Grant

Mentoring and Career Development: 2020 Farrell and Riedy

Farrell will use this award to build her capacity for one-on-one mentoring and to develop a set of intentional mentoring strategies for supporting junior scholars of color.

As Director of the National Center for Research in Policy and Practice (NCRPP), Caitlin Farrell has mentored a dozen post-doctoral fellows, graduate students, and undergraduate students. She has also led a bi-weekly qualitative research group that has supported the mentorship of graduate students and postdoctoral fellows involved in NCRPP projects. In these group settings, Farrell has addressed issues related to equity, voice, and privilege for junior scholars of color and female students of color, and, as a White woman, she recognizes how her race has provided her power and privilege in the academy and in general. With this grant, Farrell seeks to build her capacity for one-on-one mentoring and to develop a set of mentoring strategies supporting junior scholars of color that are: 1) driven by students’ voices, choices, and career goals, 2) intentional and proactive rather than reactive to specific situations, and 3) conducive to deeper self-reflection of how aspects of her own identity contribute to power and privilege in academic settings. The grant will support her mentee, Robbin Riedy, a Black Ph.D. candidate in Learning Sciences and Human Development at the University of Colorado Boulder. Riedy’s research focuses broadly on promoting thriving and healthy communities through inclusive, equity-centered research-practice partnerships.
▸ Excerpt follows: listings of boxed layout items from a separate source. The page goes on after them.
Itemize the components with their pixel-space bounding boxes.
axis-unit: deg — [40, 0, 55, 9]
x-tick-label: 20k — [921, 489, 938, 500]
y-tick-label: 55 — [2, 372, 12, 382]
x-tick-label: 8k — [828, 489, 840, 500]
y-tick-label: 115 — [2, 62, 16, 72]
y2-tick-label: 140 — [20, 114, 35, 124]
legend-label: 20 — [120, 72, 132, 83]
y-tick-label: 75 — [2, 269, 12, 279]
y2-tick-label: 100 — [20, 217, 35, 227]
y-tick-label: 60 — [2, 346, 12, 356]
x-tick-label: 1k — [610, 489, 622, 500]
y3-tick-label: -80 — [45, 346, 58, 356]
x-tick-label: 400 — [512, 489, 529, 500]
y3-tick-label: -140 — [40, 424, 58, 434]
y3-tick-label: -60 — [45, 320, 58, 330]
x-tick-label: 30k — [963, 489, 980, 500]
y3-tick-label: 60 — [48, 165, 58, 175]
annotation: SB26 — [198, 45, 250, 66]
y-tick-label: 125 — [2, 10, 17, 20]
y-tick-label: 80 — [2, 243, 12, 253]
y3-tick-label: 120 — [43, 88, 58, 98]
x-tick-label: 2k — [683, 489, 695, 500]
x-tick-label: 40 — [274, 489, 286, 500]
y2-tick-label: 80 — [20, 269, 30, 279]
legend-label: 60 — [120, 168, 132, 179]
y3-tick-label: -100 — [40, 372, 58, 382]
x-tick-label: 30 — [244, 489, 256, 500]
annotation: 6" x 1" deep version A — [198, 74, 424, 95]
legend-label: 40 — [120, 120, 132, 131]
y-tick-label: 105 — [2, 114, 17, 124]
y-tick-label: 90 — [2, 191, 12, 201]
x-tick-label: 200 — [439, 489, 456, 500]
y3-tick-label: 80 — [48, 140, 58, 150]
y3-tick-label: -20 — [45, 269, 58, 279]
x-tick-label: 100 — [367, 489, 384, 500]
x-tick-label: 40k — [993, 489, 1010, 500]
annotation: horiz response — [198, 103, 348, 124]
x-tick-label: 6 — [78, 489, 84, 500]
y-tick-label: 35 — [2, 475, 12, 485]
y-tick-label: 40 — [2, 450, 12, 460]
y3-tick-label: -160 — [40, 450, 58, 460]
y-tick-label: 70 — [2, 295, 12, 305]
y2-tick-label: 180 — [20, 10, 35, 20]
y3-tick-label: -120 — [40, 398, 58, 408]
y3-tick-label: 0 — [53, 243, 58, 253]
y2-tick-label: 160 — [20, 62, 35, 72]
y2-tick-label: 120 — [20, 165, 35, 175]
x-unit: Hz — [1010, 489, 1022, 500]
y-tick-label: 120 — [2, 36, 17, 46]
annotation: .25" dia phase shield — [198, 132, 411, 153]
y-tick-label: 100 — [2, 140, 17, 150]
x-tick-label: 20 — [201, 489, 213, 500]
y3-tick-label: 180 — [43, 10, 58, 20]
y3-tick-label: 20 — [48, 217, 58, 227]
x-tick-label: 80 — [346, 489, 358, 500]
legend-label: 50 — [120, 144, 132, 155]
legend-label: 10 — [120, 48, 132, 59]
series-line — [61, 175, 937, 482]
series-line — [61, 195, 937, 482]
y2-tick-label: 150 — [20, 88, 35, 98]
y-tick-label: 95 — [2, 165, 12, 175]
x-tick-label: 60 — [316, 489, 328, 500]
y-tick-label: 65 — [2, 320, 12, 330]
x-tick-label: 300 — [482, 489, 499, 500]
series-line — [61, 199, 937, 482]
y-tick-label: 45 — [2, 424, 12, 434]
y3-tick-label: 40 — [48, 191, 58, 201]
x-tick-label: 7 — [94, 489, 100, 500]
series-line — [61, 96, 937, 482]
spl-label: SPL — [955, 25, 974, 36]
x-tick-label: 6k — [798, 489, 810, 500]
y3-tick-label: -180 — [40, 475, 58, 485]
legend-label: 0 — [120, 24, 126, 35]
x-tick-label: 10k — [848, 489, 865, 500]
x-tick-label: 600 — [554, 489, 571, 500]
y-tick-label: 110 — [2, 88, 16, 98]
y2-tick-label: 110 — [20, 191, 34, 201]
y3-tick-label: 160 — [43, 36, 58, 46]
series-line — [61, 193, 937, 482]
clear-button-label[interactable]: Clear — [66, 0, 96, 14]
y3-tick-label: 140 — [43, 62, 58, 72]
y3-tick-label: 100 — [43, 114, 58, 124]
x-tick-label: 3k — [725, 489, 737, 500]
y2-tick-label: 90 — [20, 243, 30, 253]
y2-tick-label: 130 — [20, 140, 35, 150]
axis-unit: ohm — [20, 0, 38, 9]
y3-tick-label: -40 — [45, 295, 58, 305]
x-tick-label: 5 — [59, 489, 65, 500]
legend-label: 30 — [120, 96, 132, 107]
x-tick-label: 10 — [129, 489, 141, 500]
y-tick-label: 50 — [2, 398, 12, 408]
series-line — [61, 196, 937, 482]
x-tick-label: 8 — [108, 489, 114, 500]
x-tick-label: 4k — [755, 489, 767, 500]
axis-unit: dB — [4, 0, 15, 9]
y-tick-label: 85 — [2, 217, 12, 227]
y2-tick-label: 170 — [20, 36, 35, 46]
She has three goals for this award: 1) to support research, writing, and publication related to assessing the relational health of RPPs; 2) to develop professional networks for a career path as a faculty member in a university setting who can bridge the fields of education and health; and 3) to build trust and develop an open, collaborative relationship with her mentor where they can raise and discuss issues of race, ethnicity, gender, and other dimensions of identity and how they are felt and experienced within academia.